• Net puts traffic school in fast lane

    EVEN SOMETHING as seemingly unchangeable as drivers education has been revolutionized by the Internet.

    That's what seems to be driving Oakland-based DriversEd.com, whose online traffic school and drivers education course is attracting folks from around the country, about 500,000 a month.

    And for the family-run business, which for 20 years ran a drivers education school for locals in downtown Oakland, morphing to online has allowed it to turbocharge even as it follows an old tradition of passing from father to son.

    "You need two types of people to run this business, one who knows the industry and one who knows the Internet," said Isaak Tsifrin, 65, chief executive officer of DriversEd.com. He founded Easy Driving School LLC — the predecessor to the modern-day DriversEd.com — and operated it for 20 years, so he knows the driving school business.

    His son, Gary Tsifrin, 32, chief operating officer, knows the Internet.

    Gary Tsifrin's interest in online video production while a student of fine arts at the University of California, Los Angeles, led him to push the company into the Internet age.

    "We wanted to make streaming videos" for the business, Gary Tsifrin said. "Back in 1997, this was a wild idea."

    But his youthful ideas were goaded by an attendee at Isaak Tsifrin's traffic school course, Gary Golduber. An engineer taking the class to cover a penalty from a traffic violation, Golduber approached the Tsifrins one day and said, "Let's put this on the Web."

    Now, DriversEd.com is the largest Web-based drivers education school in the country, with about 500,000 unique visitors a month, the Tsifrins said. They base this claim on the fact that DriversEd.com is the only drivers education Web site big enough to be tracked by comScore Media Metrix, which measures Internet traffic.

    More than 1 million people have actually registered for courses since the Tsifrins launched WebTrafficSchool.com in 1998 and DriversEd.com in 2002.

    Now, motor vehicles departments from eight states have approved the DriversEd.com course and certificate program for granting a learner permit. Would-be drivers from all 50 states can prepare for learner permit tests on the site. In Santa Clara County, the site is the Superior Court-designated traffic school for drivers ordered to return to traffic school or pay a fine.

    To get a driver license, you still need additional behind-the-wheel training — which, in California, is at least six hours of professional instruction.

    Isaak Tsifrin started his drivers training school 26 years ago, teaching beginners the rules of the road in a classroom and then behind the wheel in one of his small fleet of vehicles. It was called Easy Driving School LLC. He also offered Sunset Traffic Academy for those who ran afoul of traffic violations.

    Once the Tsifrins decided to take the traffic school online under the name WebTrafficSchool.com, the online business grew slowly but steadily, as the family persuaded different court jurisdictions to approve the program.

    But in the past few years, DriversEd.com has boomed, the Tsifrins say. That's because of wholesale acceptance of the Web, but also because fewer and fewer high schools offer drivers education as part of their curriculum.
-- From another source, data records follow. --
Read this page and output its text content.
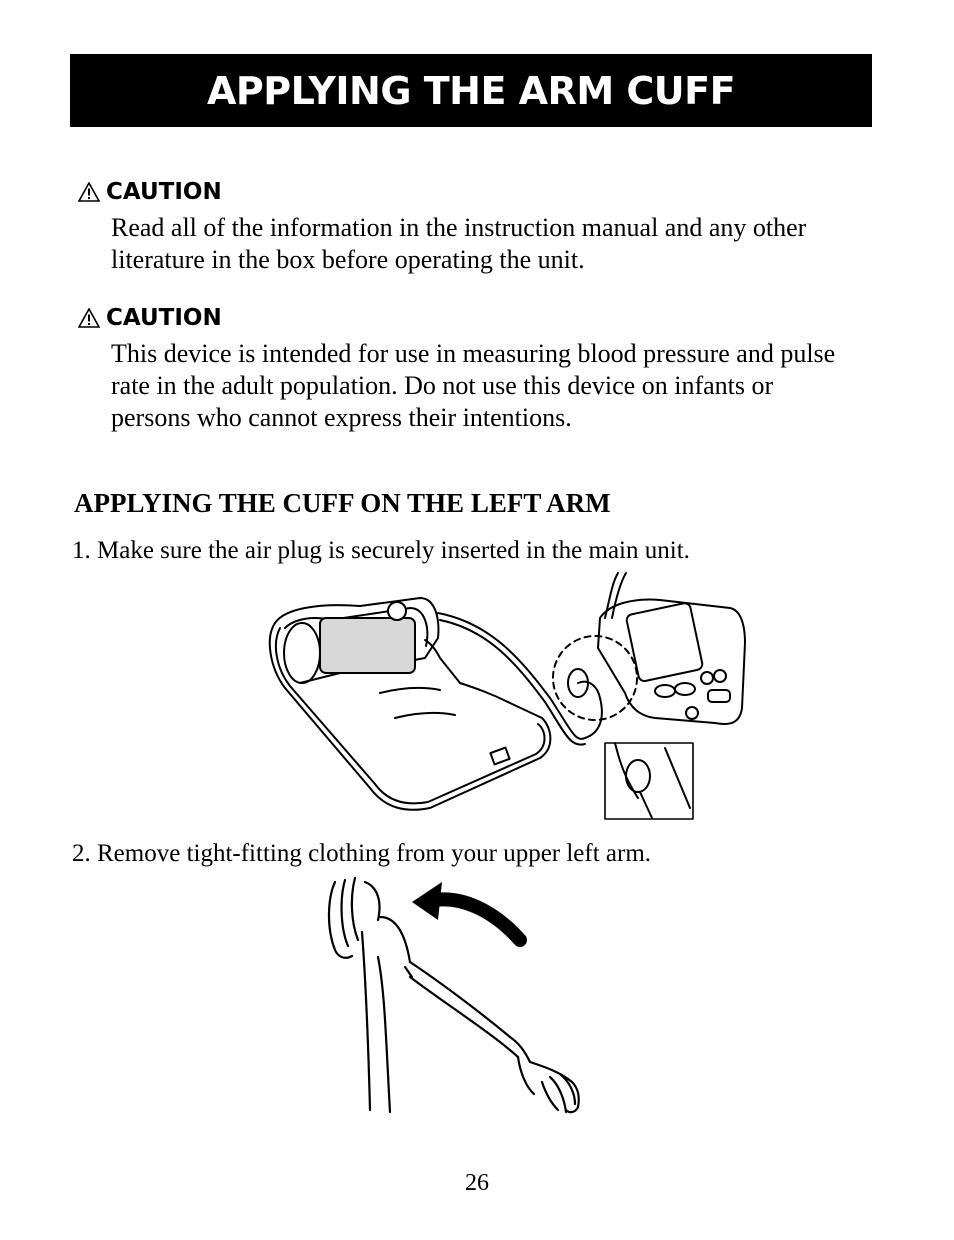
APPLYING THE ARM CUFF
CAUTION
Read all of the information in the instruction manual and any other literature in the box before operating the unit.
CAUTION
This device is intended for use in measuring blood pressure and pulse rate in the adult population. Do not use this device on infants or persons who cannot express their intentions.
APPLYING THE CUFF ON THE LEFT ARM

1. Make sure the air plug is securely inserted in the main unit.

2. Remove tight-fitting clothing from your upper left arm.

26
    "The budget crisis in California schools led high schools to drop drivers ed courses," Gary Tsifrin said. Now teenagers, or their parents, must turn to private drivers education courses to get the requisite training for a learning permit and license. DriversEd.com courses are priced between $75 and $150.

    "We started with the three of us working in the basement. Now we have 75 people," Isaak Tsifrin said. In Oakland, the company has 42 employees who include video producers and engineers along with driver trainers and customer service employees. Another 33 people work in Mountain View.